The coalescence reactions of fullerenes, first investigated by Yeretzian et al., represent an interesting phenomenon in the field of carbon cluster chemistry. Under laser ablation or laser desorption/ionization (LDI) conditions, C₆₀ and C₇₀ molecules can undergo coalescence to form larger fullerenes, such as C₁₁₈, C₁₇₈, and beyond [1,2]. This process was attributed to high-energy collisions and subsequent fusion of fullerene cages in the gas phase, facilitated by the high-temperature environment of the laser plasma. Their work not only provided the experimental evidence of fullerene coalescence but also highlighted the critical role of carrier gases, such as helium, in enhancing the reaction efficiency by cooling the excited clusters and promoting collisions.

Subsequent research further elucidated the mechanisms and conditions governing fullerene coalescence, but there are also inconsistencies in these results [3,4,5,6,7,8]. For instance, Liu et al. explored the coalescence of fullerene anions, as well as that of cations [3]. Although their experimental distributions of the large-size fullerene cations consist with those of Yeretzian et al. quite well, those of anions are very different. In Yeretzian’s results, no coalesced anions were observed in the negative ion mode, while in Liu’s results, the distribution of coalesced anions is reported to be very close to that of cations, suggesting a universal mechanism independent of charge state [1,3]. The later experiments by Zeegers et al. also failed to observe coalesced anions under various experimental conditions [6].

Moreover, theoretical studies have complemented experimental findings by providing insights into the energetics and dynamics of fullerene fusion [9,10,11,12,13,14,15]. Typically, these calculations and simulations have revealed that coalescence involves the breaking of carbon–carbon bonds in the fullerene cages, followed by the rearrangement of carbon atoms to form larger, stable structures. Based on all this progress, new requirements have been put forward to experimental scientists: how can we better explain the observed experimental results (including those inconsistencies) based on existing results, and conduct better experimental designs for the precise preparation of large-sized fullerenes or new endohedral fullerenes? In fact, previous results have shown that both experimental conditions and setups have significant impacts on the observed ion distribution. For example, studies have shown that carrier gases like helium or nitrogen not only enhance collision rates but also act as cooling agents, stabilizing the nascent coalesced clusters and preventing their fragmentation [1,2]. However, experiments conducted in high vacuums, such as those by Liu and others, could still yield strong coalescence signals, even without the cooling and collision-promoting effects due to the carrier gas [3].

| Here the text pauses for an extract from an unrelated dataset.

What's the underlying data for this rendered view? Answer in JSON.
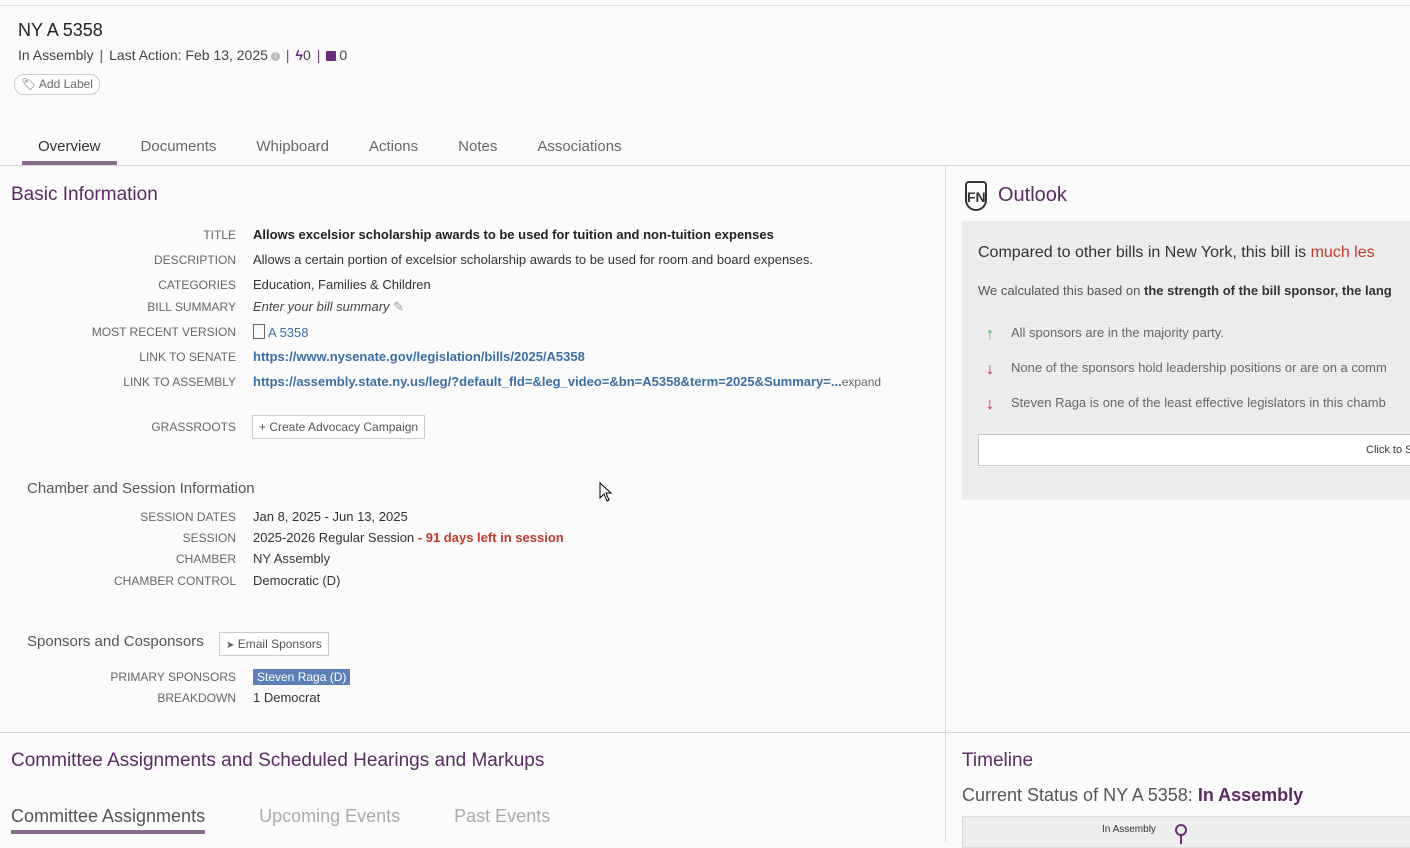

Despite the above-related studies on the topic, the research on the effects of the source region electrical field on the formation of the coalesced clusters still needs further study. Thus, we believe that it is meaningful to use our laboratory’s methods to reinvest this process, especially focusing on the effect of the electrical field in the source region [16,17,18,19,20]. With the help of the high resolution of the applied Fourier transform ion cyclotron resonance (FT ICR) mass spectrometer, the species generated under different electrical fields can be clearly identified. Since the voltage applied on the sample plate can be adjusted readily, providing new controllable experimental parameters in such processes. Our findings reported herein further underscore the importance of the electrical field in shaping coalescence outcomes and highlight the potential of gas-phase approaches for synthesizing metallofullerenes.

2. Experimental Results

Figure 1 illustrates the typical laser ablation mass spectra of C₆₀ in the positive ion mode under different voltages applied to the plate. It is observed that the plate voltage has minimal impact on the distribution of observed ions as it varies from 0 to 95 volts. In all cases, the signals of C₆₀ cations are consistently accompanied by a strong oscillation centered at C₁₁₆ and another oscillation near C₁₄₈ or C₁₅₈. When a positive voltage is applied to the metal plate (Figure 2b,c), the largest observed cluster ions are C₁₇₈⁺ or C₁₈₀⁺, which are smaller than the C₆₀ trimer. When the positive voltage is removed, the size of the observed clusters increases to C₂₀₄⁺, although the two observed oscillations remain largely unchanged.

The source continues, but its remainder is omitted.